You should also check whether the agent hit its ceiling before finishing:

```
if result.steps_taken == max_steps:
    # The agent ran out of steps before completing the task.
    # Log, retry with a higher limit, or surface an error to the user.
    print(f"Warning: agent hit max_steps={max_steps}. Output may be incomplete.")
else:
    print(result.output)
```

Don't skip this check. An agent that hit `max_steps`

may return a plausible-looking but incomplete answer, and you won't know unless you look.

If you already know the steps, use Chain. It's deterministic, cheaper, and easier to debug. Every time.

Use Agent when the number or nature of steps can't be determined before execution begins — when the task requires reacting to intermediate results, when the path from question to answer isn't a straight line.

My practical heuristic: if you can draw the workflow on a whiteboard before writing code, that's a Chain.

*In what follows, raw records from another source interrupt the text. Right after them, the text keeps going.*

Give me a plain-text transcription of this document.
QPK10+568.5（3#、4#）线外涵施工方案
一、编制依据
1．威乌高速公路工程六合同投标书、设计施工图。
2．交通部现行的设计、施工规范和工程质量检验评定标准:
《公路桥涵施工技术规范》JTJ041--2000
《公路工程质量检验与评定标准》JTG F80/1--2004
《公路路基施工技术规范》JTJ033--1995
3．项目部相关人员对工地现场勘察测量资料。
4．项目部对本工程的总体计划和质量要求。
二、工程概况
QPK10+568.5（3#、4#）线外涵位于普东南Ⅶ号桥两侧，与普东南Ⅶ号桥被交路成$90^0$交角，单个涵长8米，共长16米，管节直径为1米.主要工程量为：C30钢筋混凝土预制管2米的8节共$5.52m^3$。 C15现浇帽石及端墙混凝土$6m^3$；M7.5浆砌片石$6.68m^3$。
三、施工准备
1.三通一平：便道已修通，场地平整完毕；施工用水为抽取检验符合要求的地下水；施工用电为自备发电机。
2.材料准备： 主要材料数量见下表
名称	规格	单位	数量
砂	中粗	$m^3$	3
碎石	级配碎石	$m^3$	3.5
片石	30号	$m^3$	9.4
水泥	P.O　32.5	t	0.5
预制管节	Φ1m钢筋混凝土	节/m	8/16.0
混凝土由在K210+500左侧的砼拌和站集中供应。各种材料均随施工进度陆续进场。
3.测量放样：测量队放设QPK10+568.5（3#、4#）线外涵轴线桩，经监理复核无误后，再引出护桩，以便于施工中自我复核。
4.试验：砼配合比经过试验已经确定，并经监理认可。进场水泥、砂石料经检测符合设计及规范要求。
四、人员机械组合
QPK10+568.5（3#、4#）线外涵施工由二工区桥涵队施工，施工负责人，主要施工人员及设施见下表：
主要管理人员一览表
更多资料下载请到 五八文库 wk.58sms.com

If you'd need to draw multiple possible workflows with "it depends" arrows between them, that's an Agent.

For reference, here's what you can configure:

```
Agent(
    orchestrator: Model,        # required — plans and reflects
    executors:    list[Model],  # optional — cheaper models for tool-call steps
    tools:        list,         # optional — tools available to the agent
    mode:         str,          # "waterfall" | "agile"  (default: "waterfall")
    max_steps:    int,          # hard cap on execution depth
)
```

The `executors`

parameter lets you assign a cheaper or faster model to run individual tool-call steps while keeping a more capable model as the orchestrator:

``` python
import os
from yait_aichain.models import Model
from yait_aichain.agent import Agent
from yait_aichain.tools import searchPerplexity, fetchPage, convertToMD

agent = Agent(
    orchestrator=Model("claude-sonnet-4-6", api_key=os.getenv("ANTHROPIC_API_KEY")),
    executors=[Model("gemini-2.5-flash", api_key=os.getenv("GOOGLE_API_KEY"))],
    tools=[
        searchPerplexity(api_key=os.getenv("PERPLEXITY_API_KEY")),
        fetchPage(),
        convertToMD(),
    ],
    max_steps=8,
    mode="agile",
)
```

The orchestrator handles the reasoning-heavy work — deciding what to do next, evaluating results, writing the final answer. The executor handles the mechanical steps in between: calling a tool and passing the output back. A capable model where it matters, a faster cheaper one where it doesn't. That split alone can meaningfully reduce costs on longer workflows.